A Complete Dichotomy Rises from the Capture of Vanishing Signatures
| Computer Science/Discrete Mathematics Seminar I | |
| Topic: | A Complete Dichotomy Rises from the Capture of Vanishing Signatures |
| Speaker: | Jin-Yi Cai |
| Affiliation: | University of Wisconsin |
| Date: | Monday, November 19 |
| Time/Room: | 11:15am - 12:15pm/S-101 |
Holant Problems are a broad framework to describe counting problems. The framework generalizes counting Constraint Satisfaction Problems and partition functions of Graph Homomorphisms.
We prove a complexity dichotomy theorem for Holant problems over an arbitrary set of complex-valued symmetric constraint functions $\mathcal{F}$, also called signatures, on Boolean variables. This extends and unifies all previous dichotomies for Holant problems on symmetric signatures (taking values without a finite modulus).
The dichotomy theorem has an explicit tractability criterion.

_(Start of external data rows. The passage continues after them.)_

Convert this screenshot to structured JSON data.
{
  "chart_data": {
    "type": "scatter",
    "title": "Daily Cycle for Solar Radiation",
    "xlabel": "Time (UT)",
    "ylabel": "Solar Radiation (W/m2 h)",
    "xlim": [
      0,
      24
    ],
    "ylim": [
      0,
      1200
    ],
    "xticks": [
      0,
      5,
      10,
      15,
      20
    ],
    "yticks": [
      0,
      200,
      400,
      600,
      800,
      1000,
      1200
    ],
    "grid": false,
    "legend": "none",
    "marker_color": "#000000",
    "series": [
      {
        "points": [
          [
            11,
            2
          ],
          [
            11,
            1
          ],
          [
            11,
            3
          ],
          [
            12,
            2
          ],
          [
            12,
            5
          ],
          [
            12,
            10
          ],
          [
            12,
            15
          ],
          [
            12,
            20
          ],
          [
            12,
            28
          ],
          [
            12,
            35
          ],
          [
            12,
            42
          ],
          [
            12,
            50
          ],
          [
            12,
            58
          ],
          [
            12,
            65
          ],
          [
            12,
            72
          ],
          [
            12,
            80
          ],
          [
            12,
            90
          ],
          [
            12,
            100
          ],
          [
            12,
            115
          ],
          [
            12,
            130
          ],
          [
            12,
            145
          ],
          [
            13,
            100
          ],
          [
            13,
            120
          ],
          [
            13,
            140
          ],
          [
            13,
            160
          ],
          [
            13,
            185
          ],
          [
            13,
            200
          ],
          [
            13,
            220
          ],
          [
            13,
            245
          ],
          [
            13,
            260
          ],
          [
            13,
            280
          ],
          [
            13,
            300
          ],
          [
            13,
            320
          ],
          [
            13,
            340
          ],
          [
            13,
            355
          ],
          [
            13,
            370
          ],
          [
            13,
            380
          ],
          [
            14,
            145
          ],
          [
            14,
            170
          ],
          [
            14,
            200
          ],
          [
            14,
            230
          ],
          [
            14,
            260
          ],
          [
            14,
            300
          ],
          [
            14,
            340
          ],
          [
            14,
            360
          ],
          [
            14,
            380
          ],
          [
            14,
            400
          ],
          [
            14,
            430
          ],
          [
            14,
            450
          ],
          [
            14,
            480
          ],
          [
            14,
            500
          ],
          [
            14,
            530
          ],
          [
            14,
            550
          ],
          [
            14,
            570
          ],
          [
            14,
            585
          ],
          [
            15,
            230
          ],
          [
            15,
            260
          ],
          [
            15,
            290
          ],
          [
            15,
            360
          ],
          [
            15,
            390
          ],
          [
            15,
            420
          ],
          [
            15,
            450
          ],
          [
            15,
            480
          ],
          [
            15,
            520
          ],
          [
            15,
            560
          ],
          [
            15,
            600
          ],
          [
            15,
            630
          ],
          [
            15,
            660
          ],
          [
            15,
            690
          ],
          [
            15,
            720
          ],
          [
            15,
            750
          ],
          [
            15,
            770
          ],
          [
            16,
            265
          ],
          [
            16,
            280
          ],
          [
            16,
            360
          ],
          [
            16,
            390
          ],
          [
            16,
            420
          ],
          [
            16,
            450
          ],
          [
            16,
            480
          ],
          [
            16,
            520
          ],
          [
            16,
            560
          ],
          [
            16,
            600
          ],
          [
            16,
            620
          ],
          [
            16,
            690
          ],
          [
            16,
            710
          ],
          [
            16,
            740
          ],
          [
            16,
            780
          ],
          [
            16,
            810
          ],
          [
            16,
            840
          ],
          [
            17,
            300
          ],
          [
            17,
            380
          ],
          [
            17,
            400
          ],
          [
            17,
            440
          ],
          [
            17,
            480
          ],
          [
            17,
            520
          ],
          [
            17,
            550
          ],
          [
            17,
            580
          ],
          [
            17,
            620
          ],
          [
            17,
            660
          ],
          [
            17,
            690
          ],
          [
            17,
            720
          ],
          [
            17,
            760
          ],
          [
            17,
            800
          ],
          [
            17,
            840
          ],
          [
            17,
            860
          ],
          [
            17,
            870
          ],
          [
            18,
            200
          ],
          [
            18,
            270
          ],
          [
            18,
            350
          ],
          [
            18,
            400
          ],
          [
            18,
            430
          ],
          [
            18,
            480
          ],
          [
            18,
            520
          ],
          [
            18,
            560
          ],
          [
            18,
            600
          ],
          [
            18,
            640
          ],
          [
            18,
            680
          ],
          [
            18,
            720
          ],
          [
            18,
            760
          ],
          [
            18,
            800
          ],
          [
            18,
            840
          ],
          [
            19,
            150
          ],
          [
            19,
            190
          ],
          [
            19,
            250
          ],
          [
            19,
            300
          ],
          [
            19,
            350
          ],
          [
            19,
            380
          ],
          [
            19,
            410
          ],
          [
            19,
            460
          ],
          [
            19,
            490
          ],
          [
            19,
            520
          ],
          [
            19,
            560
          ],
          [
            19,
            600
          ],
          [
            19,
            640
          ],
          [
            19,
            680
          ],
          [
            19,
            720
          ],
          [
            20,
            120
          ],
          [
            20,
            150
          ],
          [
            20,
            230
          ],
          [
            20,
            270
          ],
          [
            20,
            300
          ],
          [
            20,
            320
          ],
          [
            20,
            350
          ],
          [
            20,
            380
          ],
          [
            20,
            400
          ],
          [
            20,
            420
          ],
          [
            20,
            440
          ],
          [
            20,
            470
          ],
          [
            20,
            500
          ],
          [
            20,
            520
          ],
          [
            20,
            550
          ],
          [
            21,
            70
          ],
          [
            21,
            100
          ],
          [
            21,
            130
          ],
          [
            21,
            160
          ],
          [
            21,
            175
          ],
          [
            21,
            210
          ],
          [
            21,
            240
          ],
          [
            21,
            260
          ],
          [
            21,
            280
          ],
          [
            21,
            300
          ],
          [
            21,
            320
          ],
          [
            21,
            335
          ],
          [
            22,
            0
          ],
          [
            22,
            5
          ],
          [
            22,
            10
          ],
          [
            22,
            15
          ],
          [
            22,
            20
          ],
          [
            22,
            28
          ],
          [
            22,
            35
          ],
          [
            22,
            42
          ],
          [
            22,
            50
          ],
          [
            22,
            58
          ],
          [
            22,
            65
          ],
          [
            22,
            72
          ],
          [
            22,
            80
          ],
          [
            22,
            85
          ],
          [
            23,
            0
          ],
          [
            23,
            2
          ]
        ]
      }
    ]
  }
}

A Holant problem defined by $\mathcal{F}$ is solvable in polynomial time if it satisfies this tractability criterion, and is \#P-hard otherwise.
The proof of this theorem utilizes many previous dichotomy theorems on Holant problems and Boolean \#CSP. Holographic transformations play an indispensable role, not only as a proof technique, but also in the statement of the dichotomy criterion.